Geral

Sem-terra

Josefa Cunha
| Tempo de leitura: 2 min

MST organiza sequência de protestos

Texto: Josefa Cunha

Na última sexta-feira, integrantes do movimento ocuparam a Câmara Municipal de Pirajuí, durante protesto pacífico

A coordenação do Movimento Sem Terra (MST) iniciou, na última sexta-feira, um novo calendário de protestos na região. O primeiro manifesto ocorreu no centro de Pirajuí e culminou com a ocupação pacífica da Câmara Municipal da cidade, local onde os sem-terra elaboraram um documento reivindicatório endereçado ao Incra e ao Ministério da Justiça. No sábado, os integrantes do movimento iriam desenvolver atividades no município de Promissão. O novo cronograma de ações é uma resposta do MST, através de seu núcleo que coordena as atividades no interior paulista, às medidas anunciadas pelo Governo Federal para conter a onda de protestos promovida pelo Movimento na semana passada, que foi pontuada por invasões a prédios públicos em várias partes do País.

Adailton Manoel da Silva, membro da coordenação do MST na região de Bauru, explicou que o cronograma inclui protestos em todos os municípios onde há trabalhadores acampados - Cabrália Paulista, Cafelândia, Gália, Guarantã e Jaú.
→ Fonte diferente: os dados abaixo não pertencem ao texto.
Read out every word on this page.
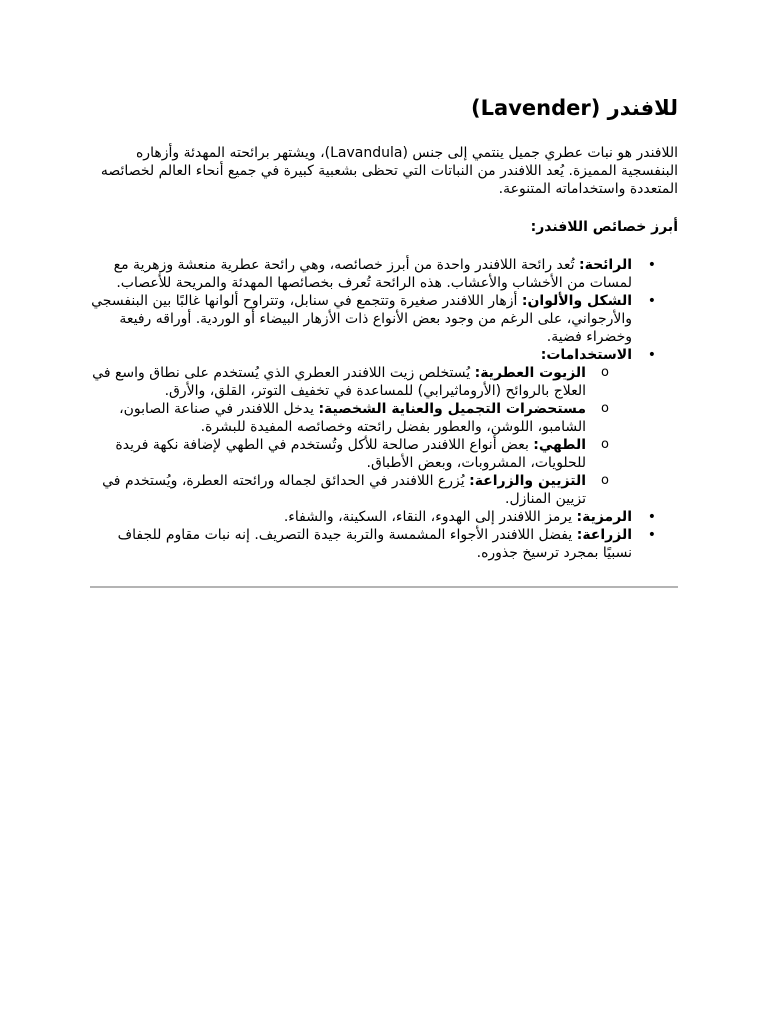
للافندر (Lavender)

اللافندر هو نبات عطري جميل ينتمي إلى جنس (Lavandula)، ويشتهر برائحته المهدئة وأزهاره البنفسجية المميزة. يُعد اللافندر من النباتات التي تحظى بشعبية كبيرة في جميع أنحاء العالم لخصائصه المتعددة واستخداماته المتنوعة.

أبرز خصائص اللافندر:

• الرائحة: تُعد رائحة اللافندر واحدة من أبرز خصائصه، وهي رائحة عطرية منعشة وزهرية مع لمسات من الأخشاب والأعشاب. هذه الرائحة تُعرف بخصائصها المهدئة والمريحة للأعصاب.
• الشكل والألوان: أزهار اللافندر صغيرة وتتجمع في سنابل، وتتراوح ألوانها غالبًا بين البنفسجي والأرجواني، على الرغم من وجود بعض الأنواع ذات الأزهار البيضاء أو الوردية. أوراقه رفيعة وخضراء فضية.
• الاستخدامات:
o الزيوت العطرية: يُستخلص زيت اللافندر العطري الذي يُستخدم على نطاق واسع في العلاج بالروائح (الأروماثيرابي) للمساعدة في تخفيف التوتر، القلق، والأرق.
o مستحضرات التجميل والعناية الشخصية: يدخل اللافندر في صناعة الصابون، الشامبو، اللوشن، والعطور بفضل رائحته وخصائصه المفيدة للبشرة.
o الطهي: بعض أنواع اللافندر صالحة للأكل وتُستخدم في الطهي لإضافة نكهة فريدة للحلويات، المشروبات، وبعض الأطباق.
o التزيين والزراعة: يُزرع اللافندر في الحدائق لجماله ورائحته العطرة، ويُستخدم في تزيين المنازل.
• الرمزية: يرمز اللافندر إلى الهدوء، النقاء، السكينة، والشفاء.
• الزراعة: يفضل اللافندر الأجواء المشمسة والتربة جيدة التصريف. إنه نبات مقاوم للجفاف نسبيًا بمجرد ترسيخ جذوره.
As atividades têm três objetivos: conseguir que o Incra vistorie e liste novas terras improdutivas, pressionar a expedição dos certificados de posse das glebas já desapropriadas pelo governo e exigir a libertação de 15 membros do MST detidos em São Paulo por conta dos protestos realizados durante a última semana. Em todo o país, o MST deverá estar adotando a mesma estratégia de ação, sendo que está mantida a ordem de prosseguir, se necessário, com as ocupações de prédios públicos.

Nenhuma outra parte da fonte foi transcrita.